“I beg your pardon,” he said. “Please don’t think me impertinent, but I am really curious to know whether that young woman was honest or not. She refused to read my hand or look into the crystal for me, simply because I was a man. Did she treat you in just the same way?”
The detective smiled.
“Yes!” he said. “She was very much on her guard indeed. Declined to have anything to do with me.”
“Well,” said Saton, “I only went in for a joke. I’ll try one of the others. There’s a wonderful lady in Oxford Street somewhere, they tell me, with the biggest black eyes in London. Good day, sir!”
Saton walked off, and entered a neighboring tea-shop. From there he telephoned to Violet, who a few minutes later appeared.
“Sit down and have some tea,” he said. “I want to talk to you.”
“It’s almost time, isn’t it?” she asked, reproachfully.
“Never mind about that just now,” he said. “You can guess a little how things are. Those questions in the House upset the Home Secretary, and I am quite convinced that they have made up their minds at Scotland Yard to go for us. You are sure that you have been careful?”
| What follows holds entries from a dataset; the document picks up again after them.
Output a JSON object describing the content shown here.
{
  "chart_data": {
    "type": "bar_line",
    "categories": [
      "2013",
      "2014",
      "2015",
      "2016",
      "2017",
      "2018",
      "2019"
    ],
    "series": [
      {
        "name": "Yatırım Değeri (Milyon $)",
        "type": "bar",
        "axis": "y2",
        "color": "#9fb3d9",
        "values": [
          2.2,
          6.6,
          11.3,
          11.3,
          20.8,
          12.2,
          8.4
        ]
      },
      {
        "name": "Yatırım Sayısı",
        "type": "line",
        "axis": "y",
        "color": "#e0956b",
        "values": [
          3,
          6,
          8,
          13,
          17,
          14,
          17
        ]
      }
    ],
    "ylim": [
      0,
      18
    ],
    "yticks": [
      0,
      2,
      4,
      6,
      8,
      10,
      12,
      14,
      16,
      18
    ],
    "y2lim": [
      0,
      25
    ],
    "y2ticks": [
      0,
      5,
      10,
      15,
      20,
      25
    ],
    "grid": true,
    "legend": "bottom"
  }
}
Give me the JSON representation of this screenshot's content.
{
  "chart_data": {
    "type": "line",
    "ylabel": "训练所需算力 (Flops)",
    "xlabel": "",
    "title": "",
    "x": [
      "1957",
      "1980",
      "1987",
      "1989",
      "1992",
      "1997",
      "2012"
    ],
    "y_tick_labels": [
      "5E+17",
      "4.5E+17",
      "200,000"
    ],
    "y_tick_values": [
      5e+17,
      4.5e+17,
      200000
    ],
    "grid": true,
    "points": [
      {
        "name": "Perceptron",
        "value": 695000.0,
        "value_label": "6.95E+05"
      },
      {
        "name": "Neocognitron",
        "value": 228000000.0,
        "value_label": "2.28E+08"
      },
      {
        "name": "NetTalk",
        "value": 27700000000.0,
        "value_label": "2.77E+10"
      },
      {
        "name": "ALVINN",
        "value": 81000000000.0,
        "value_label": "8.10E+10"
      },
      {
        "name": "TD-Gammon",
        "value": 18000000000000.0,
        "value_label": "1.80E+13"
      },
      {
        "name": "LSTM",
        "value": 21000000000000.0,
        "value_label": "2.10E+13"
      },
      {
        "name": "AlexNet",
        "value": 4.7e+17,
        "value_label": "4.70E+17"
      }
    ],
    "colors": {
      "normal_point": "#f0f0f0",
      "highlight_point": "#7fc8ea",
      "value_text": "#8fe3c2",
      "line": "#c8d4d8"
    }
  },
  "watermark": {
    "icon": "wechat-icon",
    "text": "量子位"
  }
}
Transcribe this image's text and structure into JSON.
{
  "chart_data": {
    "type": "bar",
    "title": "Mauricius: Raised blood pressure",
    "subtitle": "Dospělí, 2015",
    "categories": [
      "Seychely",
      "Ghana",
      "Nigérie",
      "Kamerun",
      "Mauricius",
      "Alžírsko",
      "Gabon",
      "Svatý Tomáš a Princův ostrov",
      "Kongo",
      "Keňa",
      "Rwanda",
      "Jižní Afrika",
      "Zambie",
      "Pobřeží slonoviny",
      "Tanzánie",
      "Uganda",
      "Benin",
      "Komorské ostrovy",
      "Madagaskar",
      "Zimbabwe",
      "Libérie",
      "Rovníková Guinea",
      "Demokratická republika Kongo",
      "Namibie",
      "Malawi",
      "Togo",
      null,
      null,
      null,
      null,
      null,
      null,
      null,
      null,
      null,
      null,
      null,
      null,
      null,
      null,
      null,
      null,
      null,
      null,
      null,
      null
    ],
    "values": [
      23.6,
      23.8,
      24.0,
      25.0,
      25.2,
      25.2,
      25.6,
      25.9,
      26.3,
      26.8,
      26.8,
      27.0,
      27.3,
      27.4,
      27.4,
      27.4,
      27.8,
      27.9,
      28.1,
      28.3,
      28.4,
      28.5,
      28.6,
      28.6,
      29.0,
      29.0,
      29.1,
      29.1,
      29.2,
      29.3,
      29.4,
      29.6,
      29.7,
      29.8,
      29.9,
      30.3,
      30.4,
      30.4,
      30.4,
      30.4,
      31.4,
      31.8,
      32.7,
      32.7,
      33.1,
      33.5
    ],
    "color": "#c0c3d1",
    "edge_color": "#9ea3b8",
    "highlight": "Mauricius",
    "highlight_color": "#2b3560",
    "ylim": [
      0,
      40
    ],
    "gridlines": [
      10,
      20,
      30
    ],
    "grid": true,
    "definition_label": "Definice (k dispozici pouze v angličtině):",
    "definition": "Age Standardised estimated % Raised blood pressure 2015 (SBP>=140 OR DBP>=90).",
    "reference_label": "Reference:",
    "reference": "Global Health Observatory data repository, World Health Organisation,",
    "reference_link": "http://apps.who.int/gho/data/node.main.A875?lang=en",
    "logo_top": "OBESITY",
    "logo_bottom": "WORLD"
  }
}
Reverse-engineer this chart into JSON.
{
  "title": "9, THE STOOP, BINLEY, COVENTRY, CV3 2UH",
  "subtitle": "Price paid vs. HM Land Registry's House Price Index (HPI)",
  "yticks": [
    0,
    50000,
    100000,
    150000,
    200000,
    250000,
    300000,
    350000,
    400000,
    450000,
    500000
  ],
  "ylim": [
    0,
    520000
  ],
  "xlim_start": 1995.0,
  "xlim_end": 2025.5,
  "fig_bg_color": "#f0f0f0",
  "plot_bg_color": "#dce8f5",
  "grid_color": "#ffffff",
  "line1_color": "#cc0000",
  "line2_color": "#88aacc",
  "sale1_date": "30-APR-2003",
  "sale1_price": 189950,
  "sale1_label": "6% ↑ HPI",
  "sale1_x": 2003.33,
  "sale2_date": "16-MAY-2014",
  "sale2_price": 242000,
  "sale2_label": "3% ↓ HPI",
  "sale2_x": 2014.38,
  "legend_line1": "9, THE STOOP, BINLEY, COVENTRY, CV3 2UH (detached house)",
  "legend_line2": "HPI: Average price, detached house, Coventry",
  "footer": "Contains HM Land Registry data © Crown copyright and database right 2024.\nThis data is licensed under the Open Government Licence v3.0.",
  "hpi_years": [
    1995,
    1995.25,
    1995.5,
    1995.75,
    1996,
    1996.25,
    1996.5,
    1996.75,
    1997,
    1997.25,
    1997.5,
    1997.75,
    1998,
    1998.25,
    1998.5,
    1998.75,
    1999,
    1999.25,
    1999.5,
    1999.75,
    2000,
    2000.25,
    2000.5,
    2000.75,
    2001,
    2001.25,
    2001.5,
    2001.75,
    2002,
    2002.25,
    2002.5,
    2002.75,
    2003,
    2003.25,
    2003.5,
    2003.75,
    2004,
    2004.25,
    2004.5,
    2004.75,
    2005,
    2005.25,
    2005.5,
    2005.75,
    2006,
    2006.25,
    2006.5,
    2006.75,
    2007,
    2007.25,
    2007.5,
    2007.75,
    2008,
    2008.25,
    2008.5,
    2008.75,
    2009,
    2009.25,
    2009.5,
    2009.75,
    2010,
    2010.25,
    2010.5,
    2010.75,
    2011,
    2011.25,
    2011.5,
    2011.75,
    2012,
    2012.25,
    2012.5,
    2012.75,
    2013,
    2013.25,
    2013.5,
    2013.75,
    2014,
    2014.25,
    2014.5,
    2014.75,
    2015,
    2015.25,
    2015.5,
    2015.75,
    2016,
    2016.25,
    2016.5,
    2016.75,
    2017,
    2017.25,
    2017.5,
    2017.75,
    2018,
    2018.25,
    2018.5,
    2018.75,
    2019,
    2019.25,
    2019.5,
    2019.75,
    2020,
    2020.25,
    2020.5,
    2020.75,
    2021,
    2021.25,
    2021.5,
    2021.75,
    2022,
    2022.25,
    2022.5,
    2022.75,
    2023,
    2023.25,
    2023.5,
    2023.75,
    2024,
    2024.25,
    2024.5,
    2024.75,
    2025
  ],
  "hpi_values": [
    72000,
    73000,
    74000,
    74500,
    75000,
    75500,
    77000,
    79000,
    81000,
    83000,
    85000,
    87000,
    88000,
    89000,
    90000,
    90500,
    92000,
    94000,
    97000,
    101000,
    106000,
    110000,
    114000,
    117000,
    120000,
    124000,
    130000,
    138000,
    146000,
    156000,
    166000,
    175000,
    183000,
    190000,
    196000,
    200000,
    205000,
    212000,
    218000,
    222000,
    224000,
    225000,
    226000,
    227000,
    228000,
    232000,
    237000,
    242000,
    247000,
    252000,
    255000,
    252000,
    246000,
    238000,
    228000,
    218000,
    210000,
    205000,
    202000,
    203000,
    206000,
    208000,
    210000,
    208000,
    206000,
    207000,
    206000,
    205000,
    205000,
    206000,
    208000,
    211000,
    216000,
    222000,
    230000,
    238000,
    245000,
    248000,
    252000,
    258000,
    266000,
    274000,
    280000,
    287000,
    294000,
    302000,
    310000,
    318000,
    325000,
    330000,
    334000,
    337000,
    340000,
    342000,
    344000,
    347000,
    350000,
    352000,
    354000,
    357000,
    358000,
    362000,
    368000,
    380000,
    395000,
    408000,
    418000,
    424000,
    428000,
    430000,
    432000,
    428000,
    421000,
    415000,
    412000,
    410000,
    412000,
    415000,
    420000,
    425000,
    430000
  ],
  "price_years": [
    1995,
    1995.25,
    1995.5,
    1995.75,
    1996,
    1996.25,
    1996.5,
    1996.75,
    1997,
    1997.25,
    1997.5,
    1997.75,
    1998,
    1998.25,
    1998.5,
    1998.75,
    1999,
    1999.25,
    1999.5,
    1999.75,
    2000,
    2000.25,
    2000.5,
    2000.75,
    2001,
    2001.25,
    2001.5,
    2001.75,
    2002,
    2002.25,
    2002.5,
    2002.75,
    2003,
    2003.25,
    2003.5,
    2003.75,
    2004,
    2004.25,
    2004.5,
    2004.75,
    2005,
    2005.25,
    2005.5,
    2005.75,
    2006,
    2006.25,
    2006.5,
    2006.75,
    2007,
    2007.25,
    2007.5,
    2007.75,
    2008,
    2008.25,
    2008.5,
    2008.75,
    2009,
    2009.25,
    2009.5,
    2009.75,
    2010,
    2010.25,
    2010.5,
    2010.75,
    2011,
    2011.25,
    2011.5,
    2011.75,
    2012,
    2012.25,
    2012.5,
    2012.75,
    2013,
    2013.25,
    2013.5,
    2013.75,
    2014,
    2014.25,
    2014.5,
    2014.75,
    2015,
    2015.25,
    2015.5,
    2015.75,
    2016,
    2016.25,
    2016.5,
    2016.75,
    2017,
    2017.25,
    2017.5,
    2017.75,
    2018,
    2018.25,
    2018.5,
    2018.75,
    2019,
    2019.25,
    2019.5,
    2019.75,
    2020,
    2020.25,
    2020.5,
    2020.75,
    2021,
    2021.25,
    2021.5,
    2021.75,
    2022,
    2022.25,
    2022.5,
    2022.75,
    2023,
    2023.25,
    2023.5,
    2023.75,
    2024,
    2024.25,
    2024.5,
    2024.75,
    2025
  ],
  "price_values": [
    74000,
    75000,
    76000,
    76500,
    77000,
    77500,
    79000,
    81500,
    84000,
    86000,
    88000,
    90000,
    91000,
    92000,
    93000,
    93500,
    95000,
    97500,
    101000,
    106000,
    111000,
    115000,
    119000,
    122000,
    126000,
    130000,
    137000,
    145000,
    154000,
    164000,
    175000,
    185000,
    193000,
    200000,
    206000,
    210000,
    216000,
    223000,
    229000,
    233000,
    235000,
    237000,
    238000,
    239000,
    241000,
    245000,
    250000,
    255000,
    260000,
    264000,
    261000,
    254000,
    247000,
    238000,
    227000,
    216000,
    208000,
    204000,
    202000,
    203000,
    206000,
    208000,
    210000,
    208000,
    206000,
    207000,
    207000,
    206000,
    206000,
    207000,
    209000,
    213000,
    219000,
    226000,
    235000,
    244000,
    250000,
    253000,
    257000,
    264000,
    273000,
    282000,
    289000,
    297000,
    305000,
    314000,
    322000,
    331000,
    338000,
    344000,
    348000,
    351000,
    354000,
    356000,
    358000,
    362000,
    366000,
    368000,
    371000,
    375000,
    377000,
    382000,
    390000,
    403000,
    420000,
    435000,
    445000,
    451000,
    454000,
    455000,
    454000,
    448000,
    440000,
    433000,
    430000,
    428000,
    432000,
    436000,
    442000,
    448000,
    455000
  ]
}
“Absolutely,” she answered. “I have not once, to man or woman, pretended to tell their fortune. I tell them that the whole thing is a joke; that I will look into the crystal for them if they wish it, or read their hands, but I do not profess to tell their fortunes. What I see I will tell them. It may interest them or it may not. If it does, I ask them to give me something as a present. Of course, I see that they always do that. But you are quite right, Bertrand. Every one of our shows is being watched. Besides that fellow this afternoon I had two detectives yesterday, and a woman whom I am doubtful about, who keeps on coming.”
“Three weeks longer,” Saton remarked, half to himself. “Perhaps it isn’t worth while. Perhaps it would be better to close up now.”